- Some construction companies are so desperate for skilled trade workers that they are offering signing bonuses, a perk once reserved for management, according to Engineering News-Record.
- Bonuses for craft workers range from a few hundred dollars to $1,500, but a supervisor who has access to pools of available labor can earn a one-time payment of up to $3,000. However, that payday isn't likely to happen until the worker has been on the job for at least 60 days, a policy reflective of the industry's high turnover rate.
- Bonuses aren't seen as a cure-all, particularly because these incentives aren't indicative of a base-pay increase. Also, some contractors fear the possibility of a costly bidding war, and are concerned that construction companies heading up large projects, like the $10 billion Foxconn factory in Wisconsin, will be able to offer large signing bonuses to lure their workers away.
In April 2016, a Goldman Sachs report defied conventional wisdom about the construction labor shortage. The investment firm said construction wages had increased at a pace no greater than the overall economy and that hiring was strong, indicating that there really wasn't a shortage despite industry assertions otherwise.

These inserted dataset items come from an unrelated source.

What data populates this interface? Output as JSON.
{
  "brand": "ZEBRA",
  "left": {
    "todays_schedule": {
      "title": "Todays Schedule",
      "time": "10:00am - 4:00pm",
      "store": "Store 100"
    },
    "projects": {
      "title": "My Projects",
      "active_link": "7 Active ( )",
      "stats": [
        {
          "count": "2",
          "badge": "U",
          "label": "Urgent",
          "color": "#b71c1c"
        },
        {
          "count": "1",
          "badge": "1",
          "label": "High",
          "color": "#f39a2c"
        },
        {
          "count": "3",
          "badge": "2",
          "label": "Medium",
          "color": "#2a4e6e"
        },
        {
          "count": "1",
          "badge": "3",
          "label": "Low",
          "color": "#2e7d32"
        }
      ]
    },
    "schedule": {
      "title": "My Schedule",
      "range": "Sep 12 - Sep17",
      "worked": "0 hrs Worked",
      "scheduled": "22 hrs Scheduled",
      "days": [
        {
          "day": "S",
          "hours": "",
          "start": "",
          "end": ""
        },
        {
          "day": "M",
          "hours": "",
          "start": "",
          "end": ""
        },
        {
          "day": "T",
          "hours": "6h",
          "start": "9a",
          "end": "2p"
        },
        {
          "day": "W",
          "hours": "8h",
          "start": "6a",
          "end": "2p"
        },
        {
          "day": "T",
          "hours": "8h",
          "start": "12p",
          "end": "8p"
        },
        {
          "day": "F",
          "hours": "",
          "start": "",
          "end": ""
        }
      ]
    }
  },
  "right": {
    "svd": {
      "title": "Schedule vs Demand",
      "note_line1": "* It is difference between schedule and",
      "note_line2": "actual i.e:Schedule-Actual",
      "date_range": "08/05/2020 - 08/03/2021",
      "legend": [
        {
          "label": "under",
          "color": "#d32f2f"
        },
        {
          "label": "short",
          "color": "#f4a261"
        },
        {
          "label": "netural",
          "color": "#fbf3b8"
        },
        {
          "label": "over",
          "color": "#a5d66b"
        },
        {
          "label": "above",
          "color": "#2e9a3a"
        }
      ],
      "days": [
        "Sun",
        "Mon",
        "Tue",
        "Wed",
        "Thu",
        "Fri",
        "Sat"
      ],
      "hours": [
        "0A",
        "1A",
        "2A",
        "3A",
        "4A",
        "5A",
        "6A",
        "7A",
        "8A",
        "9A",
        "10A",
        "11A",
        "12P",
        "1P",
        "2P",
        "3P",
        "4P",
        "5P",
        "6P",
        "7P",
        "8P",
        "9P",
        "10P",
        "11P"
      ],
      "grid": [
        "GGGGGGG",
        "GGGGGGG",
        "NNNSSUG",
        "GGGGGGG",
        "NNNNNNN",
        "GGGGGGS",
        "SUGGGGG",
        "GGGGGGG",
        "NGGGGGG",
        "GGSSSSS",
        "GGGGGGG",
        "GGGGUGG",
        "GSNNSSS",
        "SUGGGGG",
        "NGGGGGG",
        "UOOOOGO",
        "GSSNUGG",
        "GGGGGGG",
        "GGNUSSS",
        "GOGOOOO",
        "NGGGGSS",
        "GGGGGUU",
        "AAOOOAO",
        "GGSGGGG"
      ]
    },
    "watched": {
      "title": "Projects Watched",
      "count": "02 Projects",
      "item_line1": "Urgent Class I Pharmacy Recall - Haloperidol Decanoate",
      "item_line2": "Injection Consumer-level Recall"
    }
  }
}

It's true that contractors have been reluctant to increase base compensation, as many are operating on thin margins in order to stay competitive. However, according to a U.S. Bureau of Labor Statistics report, construction firms have increased pay. The average construction hourly wage is more than 10% higher than all other non-farm industries, and a recent 3.5% uptick to $29.63 per hour is starting to draw more experienced workers, according to the Associated General Contractors of America. In the past year, in fact, the number of people with construction experience looking for work increased by 38,000.
At some point, however, even high wage increases will cease to draw workers if the available pool is limited. This problem can only be solved, according to some industry organizations, by attracting more women and minorities and by appealing to students in high school and middle school. Societal pressure is such that many young people who would be better-suited for high-paying careers in the construction trades are being steered toward traditional four-year college degrees.
There is also a reluctance on the part of those ages 18 to 25 to jump into a career perceived as physically tasking, so some construction companies are emphasizing the growing use of technology on the jobsite as well as the office.